If you're already following up via email, you can do both — email for the main follow-up, LinkedIn for the ongoing connection. They serve slightly different purposes: email is direct and action-oriented; LinkedIn is relationship infrastructure.

How to Follow Up When You Said You'd Do Something

If you promised to send something — a resume, a referral, an article, an introduction — do it in the follow-up email, not later. Following through immediately on a commitment you made in the meeting is one of the strongest signals of reliability you can send early in a professional relationship.

If you realize you forgot to do something you mentioned, it's never too late to circle back — but the longer you wait, the more it looks like an oversight rather than an intention.

What If You Don't Hear Back? 📬

Silence after a follow-up is common and rarely personal.

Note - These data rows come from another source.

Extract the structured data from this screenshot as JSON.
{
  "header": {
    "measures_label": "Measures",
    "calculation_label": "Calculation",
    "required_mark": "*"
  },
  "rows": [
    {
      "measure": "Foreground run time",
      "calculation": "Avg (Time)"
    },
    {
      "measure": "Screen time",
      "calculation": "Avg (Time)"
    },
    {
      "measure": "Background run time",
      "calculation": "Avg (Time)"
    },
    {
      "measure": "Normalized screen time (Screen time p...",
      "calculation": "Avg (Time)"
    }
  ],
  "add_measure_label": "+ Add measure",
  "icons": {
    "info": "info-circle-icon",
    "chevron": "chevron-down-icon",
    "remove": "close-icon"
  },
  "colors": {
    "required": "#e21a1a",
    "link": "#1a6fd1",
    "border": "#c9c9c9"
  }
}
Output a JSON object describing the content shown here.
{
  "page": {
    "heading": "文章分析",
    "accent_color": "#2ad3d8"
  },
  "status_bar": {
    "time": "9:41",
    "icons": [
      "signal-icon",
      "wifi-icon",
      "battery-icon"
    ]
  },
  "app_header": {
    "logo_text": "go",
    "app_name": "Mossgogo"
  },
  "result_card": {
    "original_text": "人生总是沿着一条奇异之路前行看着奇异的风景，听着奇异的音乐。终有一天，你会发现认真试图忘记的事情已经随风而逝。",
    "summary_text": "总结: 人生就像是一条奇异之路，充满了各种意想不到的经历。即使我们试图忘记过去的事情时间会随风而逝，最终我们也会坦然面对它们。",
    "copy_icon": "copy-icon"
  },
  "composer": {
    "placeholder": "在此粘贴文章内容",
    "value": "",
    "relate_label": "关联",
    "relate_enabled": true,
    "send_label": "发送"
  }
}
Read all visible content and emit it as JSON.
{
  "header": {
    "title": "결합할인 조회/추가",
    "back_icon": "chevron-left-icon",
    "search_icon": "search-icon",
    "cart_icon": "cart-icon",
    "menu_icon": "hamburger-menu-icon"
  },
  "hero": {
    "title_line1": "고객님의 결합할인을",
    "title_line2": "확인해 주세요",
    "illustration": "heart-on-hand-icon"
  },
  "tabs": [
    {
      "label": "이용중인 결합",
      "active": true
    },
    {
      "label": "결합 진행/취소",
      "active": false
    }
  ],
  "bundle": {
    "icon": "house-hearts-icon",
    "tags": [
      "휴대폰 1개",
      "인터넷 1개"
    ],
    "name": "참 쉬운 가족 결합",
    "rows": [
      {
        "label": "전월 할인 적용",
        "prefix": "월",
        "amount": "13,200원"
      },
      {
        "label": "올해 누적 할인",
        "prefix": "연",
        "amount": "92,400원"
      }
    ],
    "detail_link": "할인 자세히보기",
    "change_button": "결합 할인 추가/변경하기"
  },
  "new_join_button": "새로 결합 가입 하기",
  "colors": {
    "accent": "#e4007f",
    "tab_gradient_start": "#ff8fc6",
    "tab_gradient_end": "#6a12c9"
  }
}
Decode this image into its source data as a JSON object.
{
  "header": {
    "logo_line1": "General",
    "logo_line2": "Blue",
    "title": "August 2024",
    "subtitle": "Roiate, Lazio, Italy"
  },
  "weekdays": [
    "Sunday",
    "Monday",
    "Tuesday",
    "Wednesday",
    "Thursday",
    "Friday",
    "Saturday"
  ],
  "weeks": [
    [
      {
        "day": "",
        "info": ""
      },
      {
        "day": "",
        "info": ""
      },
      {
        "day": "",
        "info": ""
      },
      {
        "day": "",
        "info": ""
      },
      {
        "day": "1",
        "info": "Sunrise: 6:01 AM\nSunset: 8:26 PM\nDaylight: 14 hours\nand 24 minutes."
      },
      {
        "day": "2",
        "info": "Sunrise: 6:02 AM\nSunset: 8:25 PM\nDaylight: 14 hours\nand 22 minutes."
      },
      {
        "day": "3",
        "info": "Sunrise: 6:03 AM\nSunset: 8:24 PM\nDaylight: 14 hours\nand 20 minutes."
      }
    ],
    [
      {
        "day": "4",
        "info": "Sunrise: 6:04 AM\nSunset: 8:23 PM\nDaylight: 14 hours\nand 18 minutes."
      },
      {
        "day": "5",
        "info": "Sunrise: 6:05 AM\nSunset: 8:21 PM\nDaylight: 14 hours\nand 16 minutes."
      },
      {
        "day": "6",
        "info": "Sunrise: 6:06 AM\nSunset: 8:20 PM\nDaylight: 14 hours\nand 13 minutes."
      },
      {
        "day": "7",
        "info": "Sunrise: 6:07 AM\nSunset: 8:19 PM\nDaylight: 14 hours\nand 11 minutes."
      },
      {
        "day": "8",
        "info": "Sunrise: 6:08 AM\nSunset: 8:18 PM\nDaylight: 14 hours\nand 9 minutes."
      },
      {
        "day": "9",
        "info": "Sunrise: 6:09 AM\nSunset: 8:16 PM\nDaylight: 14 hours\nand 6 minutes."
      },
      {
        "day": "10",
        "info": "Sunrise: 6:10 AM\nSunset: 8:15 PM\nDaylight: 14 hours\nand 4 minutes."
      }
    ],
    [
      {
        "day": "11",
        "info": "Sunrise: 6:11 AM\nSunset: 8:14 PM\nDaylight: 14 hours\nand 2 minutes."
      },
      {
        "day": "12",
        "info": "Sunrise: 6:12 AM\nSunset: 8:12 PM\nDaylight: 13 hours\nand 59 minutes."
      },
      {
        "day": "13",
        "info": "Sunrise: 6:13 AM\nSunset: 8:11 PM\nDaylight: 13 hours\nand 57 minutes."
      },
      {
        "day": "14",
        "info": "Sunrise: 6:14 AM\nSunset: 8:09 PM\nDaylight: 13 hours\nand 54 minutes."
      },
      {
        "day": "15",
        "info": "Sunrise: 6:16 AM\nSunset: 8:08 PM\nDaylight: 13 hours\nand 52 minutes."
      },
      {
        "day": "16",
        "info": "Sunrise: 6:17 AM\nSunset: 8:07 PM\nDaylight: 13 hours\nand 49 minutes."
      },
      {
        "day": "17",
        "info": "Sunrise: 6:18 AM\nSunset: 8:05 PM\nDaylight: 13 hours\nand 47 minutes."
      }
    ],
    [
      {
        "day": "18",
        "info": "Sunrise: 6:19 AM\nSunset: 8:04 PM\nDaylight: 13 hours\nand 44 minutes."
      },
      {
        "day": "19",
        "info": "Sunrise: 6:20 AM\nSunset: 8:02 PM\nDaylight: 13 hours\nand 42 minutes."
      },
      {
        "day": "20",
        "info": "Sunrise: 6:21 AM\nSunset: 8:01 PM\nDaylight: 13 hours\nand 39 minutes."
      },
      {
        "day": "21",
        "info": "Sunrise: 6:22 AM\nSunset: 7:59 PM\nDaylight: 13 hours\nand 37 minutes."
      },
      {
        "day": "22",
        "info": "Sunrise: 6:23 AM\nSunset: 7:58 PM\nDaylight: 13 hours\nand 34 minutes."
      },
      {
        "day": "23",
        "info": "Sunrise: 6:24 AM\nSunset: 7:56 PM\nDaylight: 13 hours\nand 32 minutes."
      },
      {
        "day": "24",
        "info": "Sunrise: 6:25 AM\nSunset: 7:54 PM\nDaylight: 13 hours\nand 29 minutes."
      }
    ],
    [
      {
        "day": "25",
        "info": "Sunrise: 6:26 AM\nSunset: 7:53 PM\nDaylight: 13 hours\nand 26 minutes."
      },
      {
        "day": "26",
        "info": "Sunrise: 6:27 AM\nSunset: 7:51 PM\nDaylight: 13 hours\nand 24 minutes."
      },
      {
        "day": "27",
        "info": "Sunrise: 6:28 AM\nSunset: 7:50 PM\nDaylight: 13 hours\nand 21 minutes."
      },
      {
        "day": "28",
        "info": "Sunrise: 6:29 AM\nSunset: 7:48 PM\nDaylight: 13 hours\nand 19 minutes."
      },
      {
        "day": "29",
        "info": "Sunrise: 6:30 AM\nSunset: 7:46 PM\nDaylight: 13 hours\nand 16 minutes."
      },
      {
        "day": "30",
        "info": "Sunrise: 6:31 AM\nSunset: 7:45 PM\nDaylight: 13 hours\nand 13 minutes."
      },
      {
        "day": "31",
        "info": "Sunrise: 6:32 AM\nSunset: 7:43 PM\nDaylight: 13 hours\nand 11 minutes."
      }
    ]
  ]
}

People are busy, inboxes are full, and networking contacts — unlike recruiters — often have no professional obligation to respond.

A reasonable approach:

  • Wait roughly one to two weeks before sending a single, brief second message
  • Keep the second message short: reference your earlier note, offer a specific next step or update, and leave the door open without pressure
  • After a second unanswered message, let it rest — staying visible on LinkedIn without directly messaging is a lower-pressure way to maintain the connection over time

What you want to avoid: multiple follow-ups in quick succession, messages that feel demanding or guilt-inflected, or asking them to explain why they haven't responded. Each of these makes the next response less likely.

Common Follow-Up Mistakes to Avoid

Being too generic. A follow-up that could have been sent to anyone you've ever met doesn't build a relationship — it just checks a box.

Asking for too much too soon. If the meeting was an informational coffee, the follow-up is not the place to ask for a job referral. Build the relationship first.

Writing a novel. Long follow-ups are rarely read carefully. Respect their time; get to the point.

Forgetting the context. If you met at an event with hundreds of attendees, remind them of who you are and where you spoke. Don't assume they remember.

Only following up when you need something. The most durable professional relationships are built by people who stay in touch between asks — sharing useful information, congratulating people on wins, checking in without an agenda.

How Your Situation Shapes the Right Approach

The "right" follow-up varies depending on factors specific to you and the person you met:

  • Your relationship goal: Are you looking for a mentor, a job lead, a collaborator, or simply a broader network? The tone and content of your follow-up should reflect where you hope this connection goes.
  • The nature of the meeting: A formal introduction from a mutual contact calls for a warmer, more personal tone than a quick conversation at an industry event.
  • Your industry norms: Some fields are highly formal; others operate almost entirely on first-name casualness. Matching the professional culture of your industry and the individual contact matters.
  • Where you are in your job search: Someone actively looking for a role may want to be more direct about their goals; someone building long-term networks may keep it more relationship-focused without any immediate ask.

No single follow-up template works for every person, every meeting, or every goal. What stays consistent is the underlying approach: be specific, be timely, be genuine, and give the relationship somewhere to go.